We found association in a subsample but not in the undivided sample. A possible interpretation is (1) that the primary genetic mechanism under investigation (CAPN10) may be ethnicity-specific rather than ethnicity-independent in terms of ‘biological ethnicity’, and (2) that this ‘biological ethnicity’ can be quantified through a set of polymorphic microsatellites as demonstrated, for example, by Di Rienzo et al35 for African, Egyptian and Sardinian populations using only 10 microsatellites.

It could be argued that our study results were just a matter of coincidence. However, even a very conservative Bonferroni correction of the significance level for multiple testing did not change the significance. There was also no deviation from HWE in all subgroups supporting our procedure. Further, it could be argued that we had a younger control group when compared with the cases. However, taking into account that association was still detected even though 5–10% of the control subjects will develop diabetes sometime in the future, one would expect an even greater effect in a well-matched sample regarding age and sex.
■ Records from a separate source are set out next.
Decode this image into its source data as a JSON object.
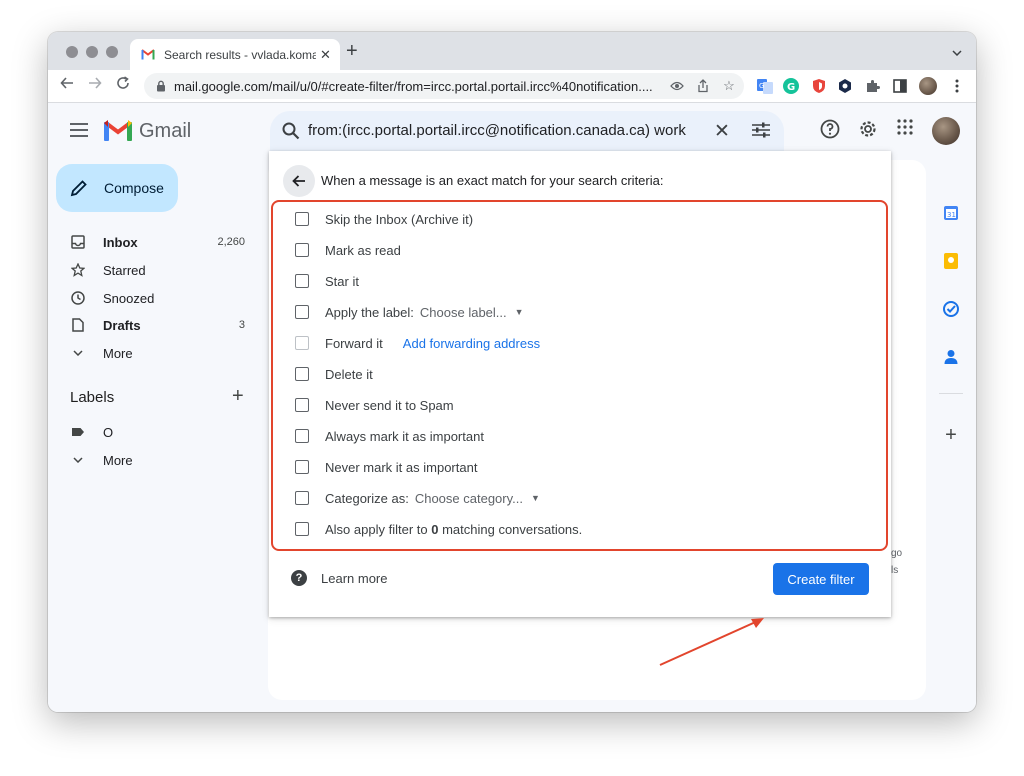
{
  "browser": {
    "tab_title": "Search results - vvlada.komar",
    "tab_close": "✕",
    "new_tab": "+",
    "url": "mail.google.com/mail/u/0/#create-filter/from=ircc.portal.portail.ircc%40notification...."
  },
  "gmail": {
    "app_name": "Gmail",
    "search_query": "from:(ircc.portal.portail.ircc@notification.canada.ca) work",
    "compose_label": "Compose",
    "nav": [
      {
        "label": "Inbox",
        "count": "2,260",
        "bold": true,
        "icon": "inbox-icon"
      },
      {
        "label": "Starred",
        "count": "",
        "bold": false,
        "icon": "star-icon"
      },
      {
        "label": "Snoozed",
        "count": "",
        "bold": false,
        "icon": "clock-icon"
      },
      {
        "label": "Drafts",
        "count": "3",
        "bold": true,
        "icon": "draft-icon"
      },
      {
        "label": "More",
        "count": "",
        "bold": false,
        "icon": "chevron-down-icon"
      }
    ],
    "labels_heading": "Labels",
    "labels_add": "+",
    "labels": [
      {
        "label": "O",
        "icon": "label-icon"
      },
      {
        "label": "More",
        "icon": "chevron-down-icon"
      }
    ],
    "side_fragments": [
      "go",
      "ls"
    ]
  },
  "filter": {
    "criteria_text": "When a message is an exact match for your search criteria:",
    "options": {
      "skip_inbox": "Skip the Inbox (Archive it)",
      "mark_read": "Mark as read",
      "star": "Star it",
      "apply_label": "Apply the label:",
      "apply_label_select": "Choose label...",
      "forward": "Forward it",
      "forward_link": "Add forwarding address",
      "delete": "Delete it",
      "never_spam": "Never send it to Spam",
      "always_important": "Always mark it as important",
      "never_important": "Never mark it as important",
      "categorize": "Categorize as:",
      "categorize_select": "Choose category...",
      "also_apply_prefix": "Also apply filter to",
      "also_apply_count": "0",
      "also_apply_suffix": "matching conversations."
    },
    "learn_more": "Learn more",
    "create_button": "Create filter"
  },
  "colors": {
    "accent_blue": "#1a73e8",
    "highlight_red": "#e2452d",
    "compose_bg": "#c2e7ff"
  }
}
One might argue that the use of microsatellite markers for a test such as we performed could limit the applicability of genetic vector space methods. In fact, in the age of SNPs it would be ideal to have hundreds of thousands of SNPs with which we could establish a much finer population (or individual) differentiation – yet at the cost of additional complexity as a relatively large number of SNPs is necessary just to get the same information content inherent in one single microsatellite.

Since there is little chance of distinguishing subtle phenotypic differences, we propose tests for genetic homogeneity in the study sample along with the use of advanced phenotyping strategies. In this way, we might be able to enhance the chances for identifying both genetic and nongenetic factors contributing to the disease. The identification of population substructures – or in other words, the identification of genetically similar clusters of individuals – should sharpen up the results of association studies.